A bottom leak means the internal motor seal has failed. Water from the grinding chamber is getting past the seal into the motor housing and dripping out the bottom drain port. This seal is not replaceable in the field.

If the disposal is under warranty, contact the manufacturer. Otherwise, replacement is the right move. A garbage disposal replacement is a direct DIY job — the mounting system is standardized. InSinkErator uses the same mounting collar across most models. A new disposal drops onto the existing mounting ring.
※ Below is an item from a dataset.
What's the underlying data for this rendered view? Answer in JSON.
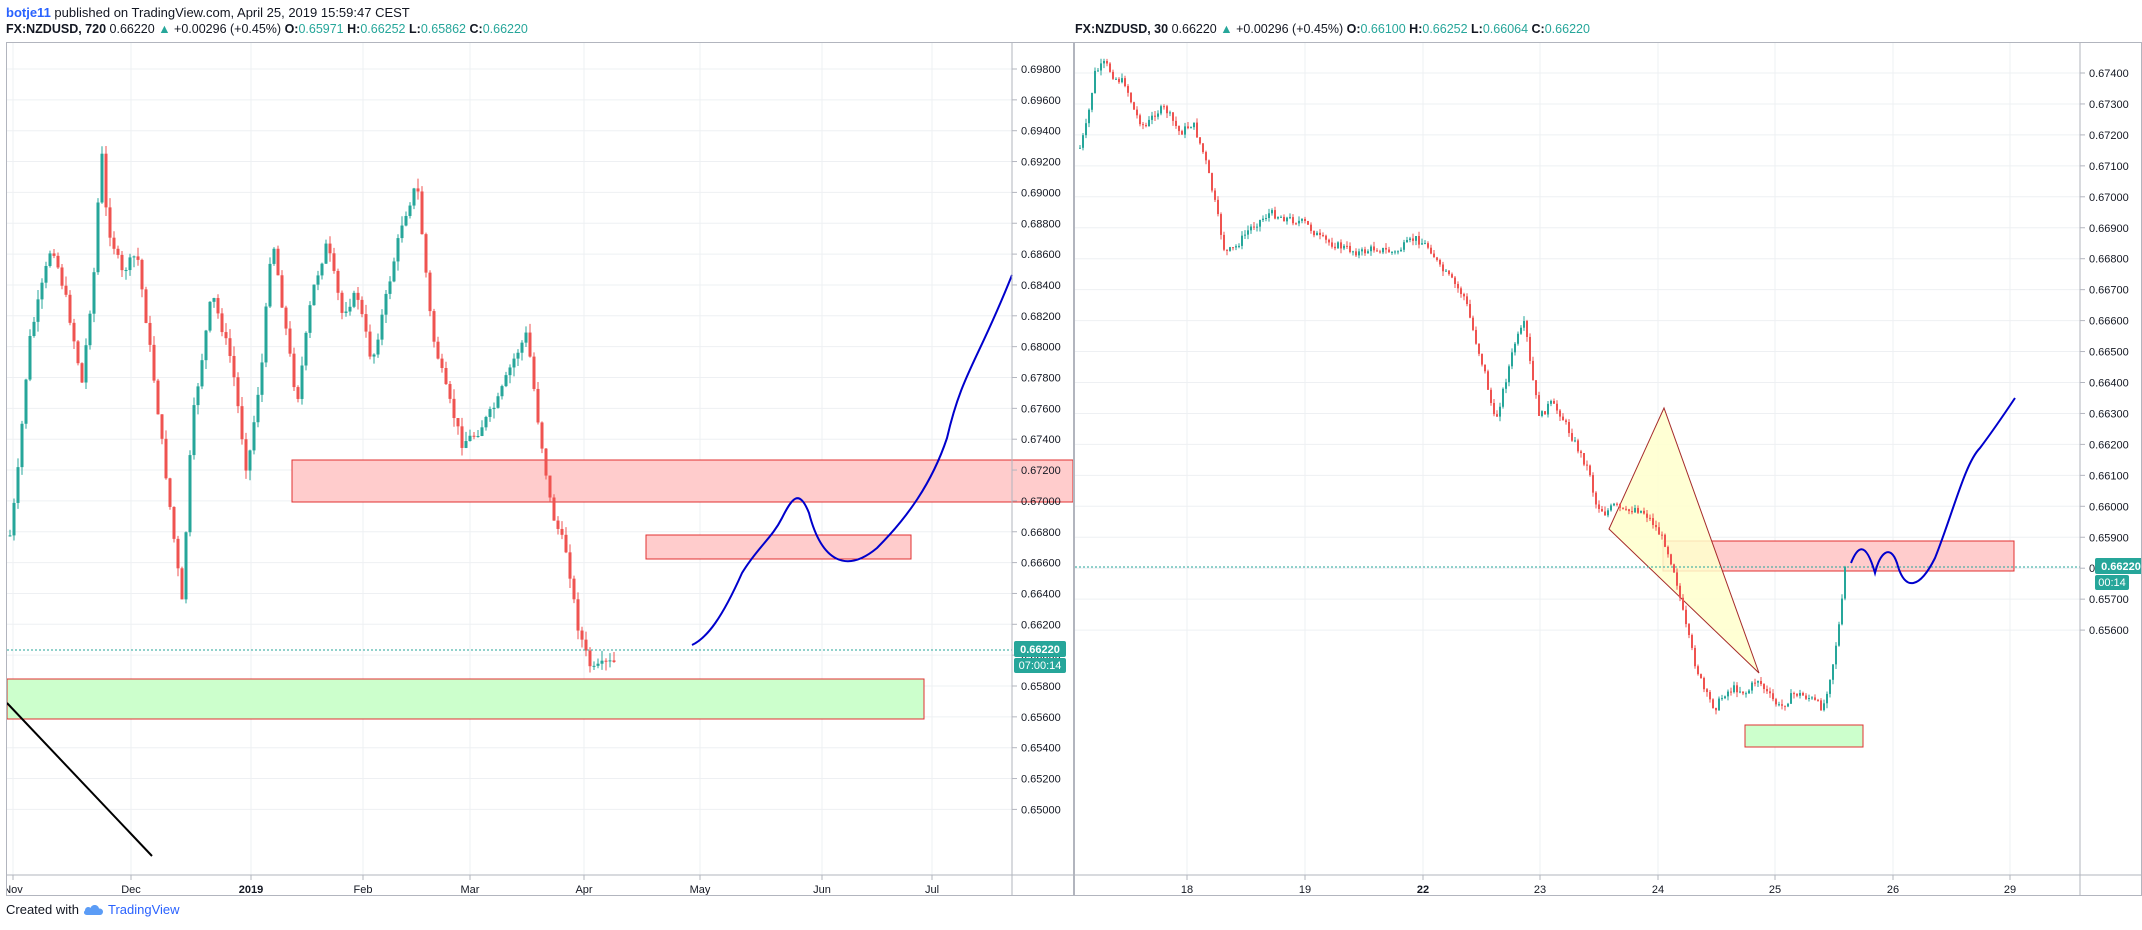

Turn off power at the breaker. Disconnect the drain pipe. Unmount the disposal. Disconnect the wiring. Connect the new unit to the existing wiring, mount it on the collar, reconnect the drain, and restore power.


When to replace vs repair

Repair (flange or gasket) if:

  • The unit grinds well and runs without jamming
  • It is less than 8–10 years old
  • The leak is confined to one external location

Replace if:

  • The leak is from the bottom
  • The unit jams repeatedly or hums without grinding
  • It is more than 10 years old and has multiple issues

A new mid-range disposal (1/2 to 3/4 HP) runs $120–$200 and installs in under an hour using the existing mounting hardware.


⏰ PT1H30M 💰 $10–$200
  1. Diagnose the leak location

    Dry the disposal and surrounding pipes with a towel. Run water and watch closely. Water at the sink rim or between the sink and disposal top = sink flange leak. Water dripping from the side of the disposal where the drain pipe connects = discharge gasket leak. Water dripping from the bottom near the reset button = internal seal failure. A disposal can have more than one source — fix the most obvious one and recheck.

  2. Fix a top leak at the sink flange

    Turn off power at the breaker. Unmount the disposal by inserting a wrench into the mounting lugs and rotating counterclockwise. Look at the underside of the sink flange: tighten the three mounting screws evenly. Remount and test. If still leaking: remove the flange completely by loosening the mounting screws until the snap ring releases. Scrape off all old putty. Roll fresh plumber's putty into a rope and press around the underside rim. Reinstall flange from above, tighten the three screws evenly from below, scrape off excess putty, remount the disposal.

  3. Fix a side leak at the discharge outlet

    The discharge outlet on the side of the disposal body connects to the P-trap via two bolts and a rubber gasket. Loosen both bolts and pull the drain pipe away. Inspect the rubber gasket inside the outlet opening — replace it if cracked, compressed flat, or out of position. Take the old gasket to the hardware store to match, or find the replacement by disposal model number. Press the new gasket into the outlet recess, reconnect the drain pipe, and tighten both bolts evenly. Run water and check for drips.

  4. Bottom leak — replace the disposal

    A bottom leak from near the reset button means the internal motor seal has failed — this is not field-repairable. If the disposal is under warranty, contact the manufacturer. Otherwise, replace the unit. A new disposal drops onto the existing mounting collar (most InSinkErator models use the same ring). Turn off power, disconnect the drain pipe, unmount and rewire the new disposal, reconnect the drain, restore power. Mid-range disposals cost $120–$200 and install in under an hour.